If you've found something you'd like to help with, please leave a comment in the issue.

Additionally, feel free to open an issue if you find a bug or want to suggest a feature or enhancement.

Making Changes

When you're ready to start working, create a new branch off the main branch:

git checkout main
git pull upstream main
git checkout -b SOME-BRANCH-NAME

Try to use a short, descriptive name for your branch, such as add-tests-foobar-struct.

Building

To build everything under Visual Studio, simply open the src/NodaTime.sln solution file and build normally.
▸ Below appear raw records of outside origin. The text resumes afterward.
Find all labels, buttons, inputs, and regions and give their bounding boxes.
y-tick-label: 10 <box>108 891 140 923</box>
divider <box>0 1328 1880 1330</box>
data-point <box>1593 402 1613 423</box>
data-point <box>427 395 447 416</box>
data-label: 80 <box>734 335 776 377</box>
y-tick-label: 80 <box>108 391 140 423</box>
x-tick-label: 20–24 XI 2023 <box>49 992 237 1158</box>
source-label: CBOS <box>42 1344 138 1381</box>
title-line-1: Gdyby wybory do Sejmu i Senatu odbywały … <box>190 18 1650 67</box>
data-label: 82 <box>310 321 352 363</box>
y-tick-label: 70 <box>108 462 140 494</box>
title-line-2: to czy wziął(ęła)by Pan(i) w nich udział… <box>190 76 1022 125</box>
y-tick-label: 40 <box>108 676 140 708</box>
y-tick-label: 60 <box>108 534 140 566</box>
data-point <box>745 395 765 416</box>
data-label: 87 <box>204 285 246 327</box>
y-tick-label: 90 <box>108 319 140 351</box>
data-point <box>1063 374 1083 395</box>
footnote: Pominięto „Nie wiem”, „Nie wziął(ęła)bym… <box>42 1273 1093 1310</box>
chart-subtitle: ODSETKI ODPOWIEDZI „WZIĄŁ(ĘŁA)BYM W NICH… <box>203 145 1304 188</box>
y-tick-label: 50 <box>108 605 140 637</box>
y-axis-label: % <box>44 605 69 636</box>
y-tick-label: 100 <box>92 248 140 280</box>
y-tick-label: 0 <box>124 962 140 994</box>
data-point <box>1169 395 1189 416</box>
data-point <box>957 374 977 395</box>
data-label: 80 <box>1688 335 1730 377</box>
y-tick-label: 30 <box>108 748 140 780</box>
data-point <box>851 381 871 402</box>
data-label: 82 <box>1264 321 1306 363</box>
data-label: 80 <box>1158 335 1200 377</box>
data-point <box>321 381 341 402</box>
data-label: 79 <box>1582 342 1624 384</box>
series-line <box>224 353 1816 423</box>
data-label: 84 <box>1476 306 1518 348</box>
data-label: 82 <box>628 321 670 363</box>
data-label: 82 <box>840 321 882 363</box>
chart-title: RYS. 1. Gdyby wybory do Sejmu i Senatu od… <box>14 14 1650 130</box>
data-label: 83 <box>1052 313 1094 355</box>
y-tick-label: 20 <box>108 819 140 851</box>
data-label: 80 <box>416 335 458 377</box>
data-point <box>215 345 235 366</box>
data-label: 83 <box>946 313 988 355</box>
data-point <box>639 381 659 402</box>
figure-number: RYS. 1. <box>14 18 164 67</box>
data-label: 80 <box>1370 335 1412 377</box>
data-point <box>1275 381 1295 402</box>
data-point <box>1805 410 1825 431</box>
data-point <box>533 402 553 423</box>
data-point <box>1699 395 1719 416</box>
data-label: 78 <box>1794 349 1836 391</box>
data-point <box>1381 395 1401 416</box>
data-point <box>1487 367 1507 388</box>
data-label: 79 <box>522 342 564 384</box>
To build with just the .NET Core SDK, run

dotnet build src/NodaTime.sln

Running Tests

Simply run the following command:

dotnet test src/NodaTime.Test

Submitting Changes

To publish your branch to your local fork, run this command from the Git Shell:

git push origin -u MY-BRANCH-NAME

When your work is finished, open a pull request against your changes.

If your pull request fixes an issue, add a comment with the word "Fixes", "Resolves" or "Closes", followed by the issue's number:

Fixes #1145

If you need to, feel free to add comments to the PR asking for suggestions or help.

Bash scripts

Other scripts

Bash scripts are used for more complex tasks such as updating TZDB. Many contributors will never need to run these scripts, but just occasionally they may be useful when investigating a CI failure.

These should largely work from any bash environment, but the one used by the maintainers is the version included with Git for Windows, also sometimes known as "git bash". Please file an issue if you need to run a script but have trouble doing so.